Ireland played 'above themselves' and England didn't, says Jones

Jones: 'Not good enough'. Photo: PA Wire
Jones: 'Not good enough'. Photo: PA Wire
Ruaidhri O'Connor

Ruaidhri O'Connor

He came expecting greatness, but what Eddie Jones witnessed from his players down on the Aviva Stadium turf was ordinary indeed.

It is easy to forget that when they set out on their 18-match unbeaten run in October 2015, this England side were a laughing stock and Stuart Lancaster was headed for the hills.

Under the Australian, they became a relentless winning machine and put Six Nations titles back-to-back. Players who had failed at the World Cup looked to have turned their form around, Maro Itoje emerged as a totem to build the team around and over the course of two seasons their reputation grew and grew.

On Saturday, they couldn't take the 19th step; denied by Ireland just as New Zealand had been in November.

They collected the trophy, their mouths all smiles, but their eyes telling a different tale and then their coach arrived to explain it all away.

Ireland, he said, had raised their game for the occasion.

"We're all human beings and we're not perfect and that's why world records finish at 18 games or 17 games," he said.

"It's so hard to keep going because you get a team on the day that performs above themselves and we were below ourselves.

"They used the conditions superbly and we probably didn't and you get a result like you did today, 13-9.
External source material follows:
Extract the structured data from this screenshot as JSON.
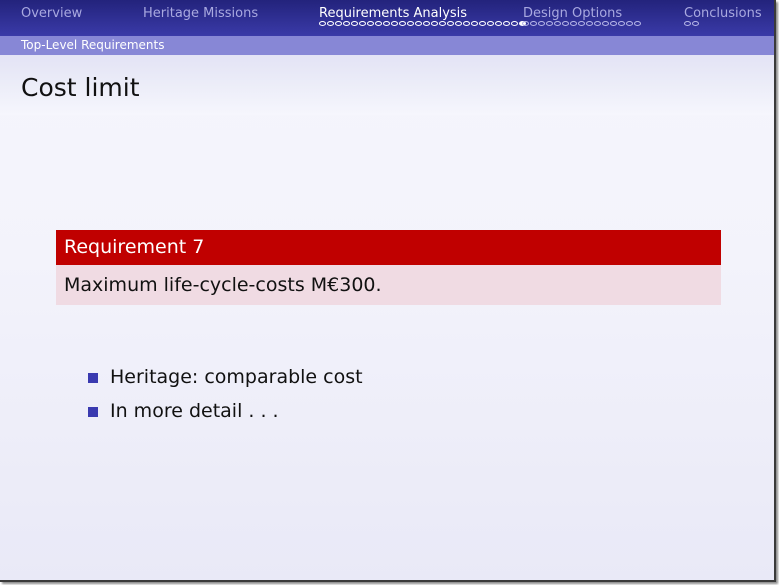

"We are Six Nations champions, back-to-back, which is a fantastic achievement. We're joint world record holders, but we weren't good enough today. And we have to accept we weren't good enough today. Next time we get together as the full squad will be in November and we'll look to right what happened today.

"No one plays their strongest side, every team has players missing.

"They played superbly. If you can bring a bloke like (Peter) O'Mahony off the bench, you aren't doing too badly. He's a bloody good player and those conditions suited him perfectly.

"Those conditions probably suited him better than Heaslip, who is probably more a top of the ground type player.

"I thought our effort today was good - I thought Ireland played superbly. Ireland played really well - I thought we had them after half-time, they started to kick indiscriminately and we got some back-to-back positions.

"In the first-half we couldn't get our hands on the ball and when we did we gave it back to them. The players handled it really well, they were just too good for us today, it happens sometimes."

Man of the match O'Mahony's introduction was the subject of much post-match discussion, when he came into the side just before kick-off after Jamie Heaslip had reportedly gone down with a hamstring in the warm-up.

Jones suggested it was a St Patrick's weekend miracle.

"I don't really care mate," he said of the idea that the move might have been pre-planned. "We've got to play against the 15 that's out on the field. If they want to do that then that's fair enough. Maybe a leprechaun tackled him in the warm-up... I dunno."

Whatever happened, it worked out for Ireland and England were left licking their wounds.

"You can't win everything in rugby, you can't win forever," Billy Vunipola said. "No side in the world has done that, not even all the All Blacks. You have days like this.

"All the messages on the field were great, the tactics were great, everyone was saying the right thing.

"But we'd go a couple of good positives and then indiscipline, penalty and you're back in your own half. That's the problem when you play against a team like Ireland."